February 14th is a day of romance for normal people, we call it Valentine’s Day. It means different thing to different people, many people exchange gifts, flowers or feelings with their special ones.
But for Paytm founder Vijay Shekher Sharma, this valentine day was unique. He met Todd Combs, investment manager at Berkshire Hathaway on the day. And one offline meeting in Canada and two phone calls later as put by Sharma in an interview with Mint, the deal, involving Berkshire picking up 3-4 per cent stake in payments major with Rs 2,500 crore ($356 million), was made.
The deal pegged Paytm’s valuation at $10-12 billion, making it the country’s most valuable startup and the second decacorn. With this Paytm has now become single firm to have got the backing from Alibaba, Softbank, and now Berkshire Hathaway.
For a startup to get the abovementioned investors is dream come true. Especially for Paytm, which is loss-making and yet to prove its mettle when it comes to providing long sustainable product and business model.
Last year, Paytm’s losses stood at Rs 900 crore whereas its revenue was around Rs 829 crore. In the year prior to that, its loss figure touched Rs 1,497 crore. This year losses are also expected to go up as it has increased expenditure on marketing and partnerships.
The question arises, why and what led Berkshire to invest in Paytm? What is its expectation? Will there be more investment flowing into Paytm from Berkshire?

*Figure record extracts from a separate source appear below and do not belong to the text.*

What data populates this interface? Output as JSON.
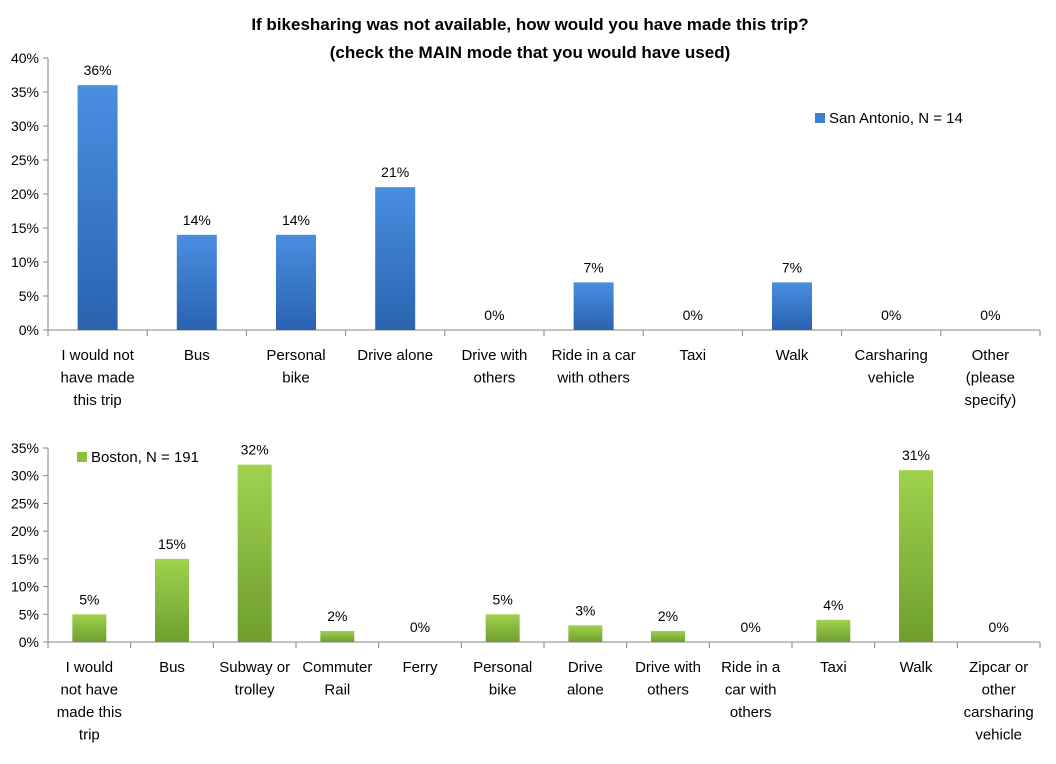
{
  "title_line1": "If bikesharing was not available, how would you have made this trip?",
  "title_line2": "(check the MAIN mode that you would have used)",
  "chart_data": [
    {
      "type": "bar",
      "series": [
        {
          "name": "San Antonio, N = 14",
          "values": [
            36,
            14,
            14,
            21,
            0,
            7,
            0,
            7,
            0,
            0
          ],
          "data_labels": [
            "36%",
            "14%",
            "14%",
            "21%",
            "0%",
            "7%",
            "0%",
            "7%",
            "0%",
            "0%"
          ],
          "color": "#3d7fd1"
        }
      ],
      "categories": [
        [
          "I would not",
          "have made",
          "this trip"
        ],
        [
          "Bus"
        ],
        [
          "Personal",
          "bike"
        ],
        [
          "Drive alone"
        ],
        [
          "Drive with",
          "others"
        ],
        [
          "Ride in a car",
          "with others"
        ],
        [
          "Taxi"
        ],
        [
          "Walk"
        ],
        [
          "Carsharing",
          "vehicle"
        ],
        [
          "Other",
          "(please",
          "specify)"
        ]
      ],
      "ylim": [
        0,
        40
      ],
      "yticks": [
        "0%",
        "5%",
        "10%",
        "15%",
        "20%",
        "25%",
        "30%",
        "35%",
        "40%"
      ],
      "grid": false,
      "legend_position": "top-right"
    },
    {
      "type": "bar",
      "series": [
        {
          "name": "Boston, N = 191",
          "values": [
            5,
            15,
            32,
            2,
            0,
            5,
            3,
            2,
            0,
            4,
            31,
            0
          ],
          "data_labels": [
            "5%",
            "15%",
            "32%",
            "2%",
            "0%",
            "5%",
            "3%",
            "2%",
            "0%",
            "4%",
            "31%",
            "0%"
          ],
          "color": "#8dbf3f"
        }
      ],
      "categories": [
        [
          "I would",
          "not have",
          "made this",
          "trip"
        ],
        [
          "Bus"
        ],
        [
          "Subway or",
          "trolley"
        ],
        [
          "Commuter",
          "Rail"
        ],
        [
          "Ferry"
        ],
        [
          "Personal",
          "bike"
        ],
        [
          "Drive",
          "alone"
        ],
        [
          "Drive with",
          "others"
        ],
        [
          "Ride in a",
          "car with",
          "others"
        ],
        [
          "Taxi"
        ],
        [
          "Walk"
        ],
        [
          "Zipcar or",
          "other",
          "carsharing",
          "vehicle"
        ]
      ],
      "ylim": [
        0,
        35
      ],
      "yticks": [
        "0%",
        "5%",
        "10%",
        "15%",
        "20%",
        "25%",
        "30%",
        "35%"
      ],
      "grid": false,
      "legend_position": "top-left"
    }
  ]
}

While it might take longer to get to exact answers of all the questions, there certainly are dots to be connected to get what the full picture would be like. If we see Berkshire, it is globally renowned firm with the market cap around $500 Billion. Based on its past record, it is known as one of the sharpest and most astute investors in the world.
Financial services companies including Goldman Sachs, Bank of America, Wells Fargo, American Express, Visa, and Mastercard are in its kitty. It is known to have turned around Goldman Sachs with $5 billion investment in 2008.

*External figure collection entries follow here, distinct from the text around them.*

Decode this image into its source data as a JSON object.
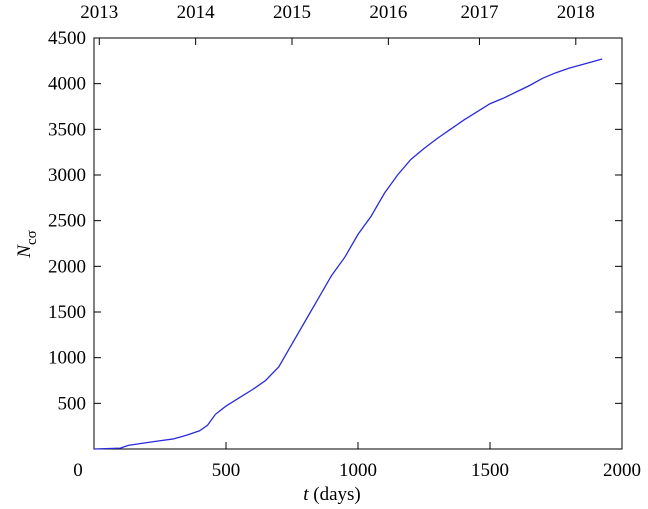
{
  "chart_data": {
    "type": "line",
    "xlabel": {
      "main": "t",
      "rest": " (days)"
    },
    "ylabel": {
      "main": "N",
      "sub": "cσ"
    },
    "x": [
      0,
      100,
      130,
      200,
      250,
      300,
      350,
      400,
      430,
      460,
      500,
      550,
      600,
      650,
      700,
      750,
      800,
      850,
      900,
      950,
      1000,
      1050,
      1100,
      1150,
      1200,
      1250,
      1300,
      1350,
      1400,
      1450,
      1500,
      1550,
      1600,
      1650,
      1700,
      1750,
      1800,
      1850,
      1900,
      1925
    ],
    "series": [
      {
        "color": "#2b2bd9",
        "values": [
          0,
          10,
          40,
          70,
          90,
          110,
          150,
          200,
          260,
          380,
          470,
          560,
          650,
          750,
          900,
          1150,
          1400,
          1650,
          1900,
          2100,
          2350,
          2550,
          2800,
          3000,
          3170,
          3290,
          3400,
          3500,
          3600,
          3690,
          3780,
          3840,
          3910,
          3980,
          4060,
          4120,
          4170,
          4210,
          4250,
          4270
        ]
      }
    ],
    "xlim": [
      0,
      2000
    ],
    "xticks": [
      0,
      500,
      1000,
      1500,
      2000
    ],
    "ylim": [
      0,
      4500
    ],
    "yticks": [
      500,
      1000,
      1500,
      2000,
      2500,
      3000,
      3500,
      4000,
      4500
    ],
    "x2ticks": [
      {
        "value": 20,
        "label": "2013"
      },
      {
        "value": 385,
        "label": "2014"
      },
      {
        "value": 750,
        "label": "2015"
      },
      {
        "value": 1115,
        "label": "2016"
      },
      {
        "value": 1460,
        "label": "2017"
      },
      {
        "value": 1825,
        "label": "2018"
      }
    ]
  }
}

Paytm being its first Indian investment, based on its scale and execution, as per the Paytm founder, the partnership might lead many financial collaborations in coming years with Berkshire portfolio firms.
For Paytm, the $300 million investment is just the beginning.

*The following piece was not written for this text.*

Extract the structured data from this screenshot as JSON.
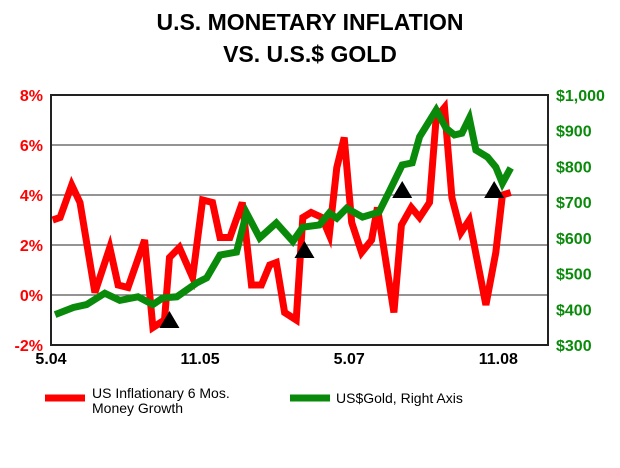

“Berkshire wanted to invest more than what we have accepted. We did not think it was the right time to raise more money and dilute further, as we already have sufficient capital in the bank”, added Sharma.
The investment gate is left ajar, if the need arises, for the Buffet-backed firm. Berkshire too is aware of the financial opportunity Indian market has to offer. It would not like to miss it.
India’s fintech industry is expected to have a turnover of $2.4 billion by 2020. From Indian perspective, it may seem Paytm needs Berkshire. But looking from a global perspective, Berkshire needs Paytm too.
Besides, the presence of two big giants Alibaba and Softbank in Paytm, could lead to more future synergies involving Berkshire. Combs, who is an expert in financial services, has his own hedge fund and is on the board JP Morgan.
Combs is also part of the healthcare initiative between Amazon and JP Morgan. Therefore, he can, if the possibility arises, help to partner Amazon in long run.
At present, Paytm is bullish on financial services. Paytm plans to invest around Rs 5,000 crore in its payment bank in the next three years to enhance payment facilities for customers. It also aims to achieve $100 billion GMV by the end of 2019.
With Berkshire investment and expertise on table now, it can certainly help build Paytm into the dominant and biggest financial services firm in India.